On Tue, 2002-02-19 at 10:11, Alexander Viro wrote:
>
>
> On 19 Feb 2002, Steve Lord wrote:
>
> > Al, I am not proposing this to go in, but what is your opinion on a
> > change like this? XFS does not need the BKL at all, so for some aim7
> > experiments on large systems this patch was used to bypass the BKL for
> > filesystems which state they can live without it:
>
> > +#define lock_kernel_optional(ip) \
> > + if (!(ip->i_flags & S_NOBKL)) lock_kernel()
> > +
>
> Denied. No way in hell that (or similar) will ever go in. Locking must
> be consistent, _period_. No provisions for "legacy drivers" and crap
> like that - it's a standard policy in all kernel and that had been discussed
> a lot of times.
>
> _Please_, check 2.5. We already don't take BKL on majority of directory
> operations. The rest will follow pretty soon.
>
> In particular, in current Linus' tree there are 3 (three) instances of
> lock_kernel() in fs/namei.c. Namely, ->permission() and two calls of
> d_move(). The latter will go when ->d_parent mess is cleaned up. The
> former will go as soon as we get to ->setattr()/->permission() cleanups -
> hopefully in a week or so.
>
> In general, such changes are done by global lock shifting - simultaneous
> for all instances and being a trivial search-and-replace. Once the lock
> is taken inside the method individual filesystems/drivers/etc. can
> shrink the protected areas - in separate patches.
>
> That's how it works - and that's how it had been done for most of the methods
> already. Magic flags that make locking different for different instances
> are Not Good. And not needed - see above for the usual way to do that stuff.

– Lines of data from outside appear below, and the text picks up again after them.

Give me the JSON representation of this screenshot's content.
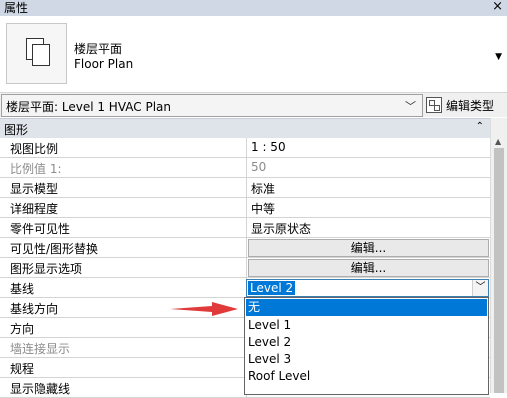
{
  "panel": {
    "title": "属性",
    "close": "×"
  },
  "type_selector": {
    "name_cn": "楼层平面",
    "name_en": "Floor Plan",
    "dropdown_arrow": "▼"
  },
  "instance": {
    "label": "楼层平面: Level 1 HVAC Plan",
    "chevron": "﹀",
    "edit_type_label": "编辑类型"
  },
  "group": {
    "title": "图形",
    "collapse_icon": "⌃"
  },
  "properties": [
    {
      "name": "视图比例",
      "value": "1 : 50",
      "disabled": false
    },
    {
      "name": "比例值 1:",
      "value": "50",
      "disabled": true
    },
    {
      "name": "显示模型",
      "value": "标准",
      "disabled": false
    },
    {
      "name": "详细程度",
      "value": "中等",
      "disabled": false
    },
    {
      "name": "零件可见性",
      "value": "显示原状态",
      "disabled": false
    },
    {
      "name": "可见性/图形替换",
      "value": "编辑...",
      "disabled": false,
      "button": true
    },
    {
      "name": "图形显示选项",
      "value": "编辑...",
      "disabled": false,
      "button": true
    },
    {
      "name": "基线",
      "value": "Level 2",
      "disabled": false
    },
    {
      "name": "基线方向",
      "value": "",
      "disabled": false
    },
    {
      "name": "方向",
      "value": "",
      "disabled": false
    },
    {
      "name": "墙连接显示",
      "value": "",
      "disabled": true
    },
    {
      "name": "规程",
      "value": "",
      "disabled": false
    },
    {
      "name": "显示隐藏线",
      "value": "",
      "disabled": false
    }
  ],
  "dropdown": {
    "selected": "Level 2",
    "options": [
      "无",
      "Level 1",
      "Level 2",
      "Level 3",
      "Roof Level"
    ],
    "highlighted_index": 0
  },
  "colors": {
    "selection": "#0078d7",
    "arrow": "#e03a3a",
    "header_bg": "#dfe3ea"
  }
}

Whoa, light blue touch paper and stand back! Like I said I was not proposing
this to go into the kernel, just asking your opinion. Yes I am aware of the
changes going into locking in 2.5 and like the way things are going there,
XFS is ticking along quite happily in 2.5.5-pre1 here.

Steve

--

Steve Lord voice: +1-651-683-3511
Principal Engineer, Filesystem Software email: [email protected]

2002-02-19 16:48:37

by Alexander Viro

[permalink] [raw]
Subject: Re: BKL removal from VFS



On 19 Feb 2002, Steve Lord wrote:

> Whoa, light blue touch paper and stand back! Like I said I was not proposing
> this to go into the kernel, just asking your opinion.

You asked - I answered ;-)

BTW, check your use of ->d_parent - a lot of places implicitly assumes that
it can't change under you. Currently for a filesystem with ->rename() it's
true only if at least one of the following conditions is satisfied:
* you know that lock on parent is held (e.g. you are in ->lookup()
and its ilk and dentry is one you've got from caller). Notice that
down(&dentry->d_parent->d_inode->i_sem) is 100% wrong for any such fs.
* dcache_lock is held.
* BKL is held.
* you are called from cross-directory ->rename() (then no dentry
on that filesystem will changes its parent until you are done).

Surprisingly many places implicitly rely on BKL (i.e. have no
other protection and don't fsck up only because they are always called
under BKL). Hell, some places don't have _any_ protection - see 2.4.18-rc2
for fixes to such crap in dnotify-related code.